According to government studies, Peruvian glaciers have shrunk by 40 percent in the past four decades and the melt-off has spawned hundreds of new, small, high-altitude lakes.
Glaciologists have installed thermal sensors to monitor glacier temperatures, in addition to measuring devices used to calculate glacier retreat.
“In the past 40 years, around 996 new lakes have appeared and this is easy to understand – when a glacier recedes, the first thing it leaves behind is a basin or a cup,” says glaciologist Nelson Santillana.
In 1970, more than 20,000 people were killed after an earthquake sent a glacier sliding into the highland town of Yungay.
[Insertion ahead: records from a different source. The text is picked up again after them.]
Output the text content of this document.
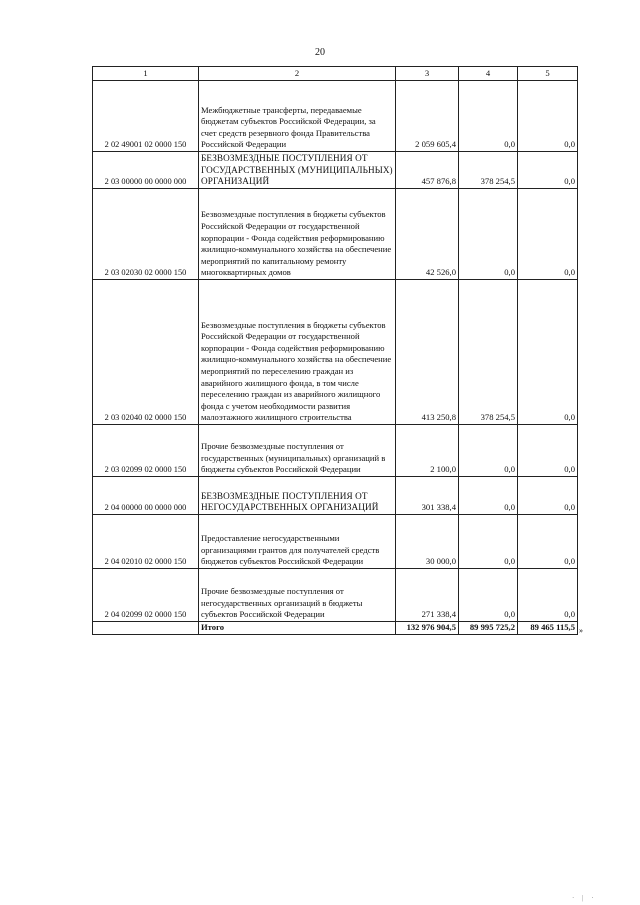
20
1	2	3	4	5
2 02 49001 02 0000 150	Межбюджетные трансферты, передаваемые бюджетам субъектов Российской Федерации, за счет средств резервного фонда Правительства Российской Федерации	2 059 605,4	0,0	0,0
2 03 00000 00 0000 000	БЕЗВОЗМЕЗДНЫЕ ПОСТУПЛЕНИЯ ОТ ГОСУДАРСТВЕННЫХ (МУНИЦИПАЛЬНЫХ) ОРГАНИЗАЦИЙ	457 876,8	378 254,5	0,0
2 03 02030 02 0000 150	Безвозмездные поступления в бюджеты субъектов Российской Федерации от государственной корпорации - Фонда содействия реформированию жилищно-коммунального хозяйства на обеспечение мероприятий по капитальному ремонту многоквартирных домов	42 526,0	0,0	0,0
2 03 02040 02 0000 150	Безвозмездные поступления в бюджеты субъектов Российской Федерации от государственной корпорации - Фонда содействия реформированию жилищно-коммунального хозяйства на обеспечение мероприятий по переселению граждан из аварийного жилищного фонда, в том числе переселению граждан из аварийного жилищного фонда с учетом необходимости развития малоэтажного жилищного строительства	413 250,8	378 254,5	0,0
2 03 02099 02 0000 150	Прочие безвозмездные поступления от государственных (муниципальных) организаций в бюджеты субъектов Российской Федерации	2 100,0	0,0	0,0
2 04 00000 00 0000 000	БЕЗВОЗМЕЗДНЫЕ ПОСТУПЛЕНИЯ ОТ НЕГОСУДАРСТВЕННЫХ ОРГАНИЗАЦИЙ	301 338,4	0,0	0,0
2 04 02010 02 0000 150	Предоставление негосударственными организациями грантов для получателей средств бюджетов субъектов Российской Федерации	30 000,0	0,0	0,0
2 04 02099 02 0000 150	Прочие безвозмездные поступления от негосударственных организаций в бюджеты субъектов Российской Федерации	271 338,4	0,0	0,0
	Итого	132 976 904,5	89 995 725,2	89 465 115,5 »
· | ·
Measures are now in place to prevent such tragedies. Monitoring stations equipped with surveillance cameras have been set up to warn of potential glacier-related natural disasters.
Students learn about evacuation routes in school and take part in avalanche and landslide evacuation drills.
“We mustn’t forget that we have tropical mountain glaciers, so our ice masses are located on surfaces that have almost vertical slopes. As a result, they are very susceptible to spilling over, they detach into the lakes that the glacier itself has formed – this destroys the lake which violently overflows and threatens to wipe out cities and infrastructure,” says Santillana.
Peru’s 2,679 glaciers are the source of the vast majority of the country’s drinking water.
Although glacial melt-off could boost supplies in some watersheds in the short-term, the fear is that, in the long term, it will diminish fresh water supplies in this fast-growing country.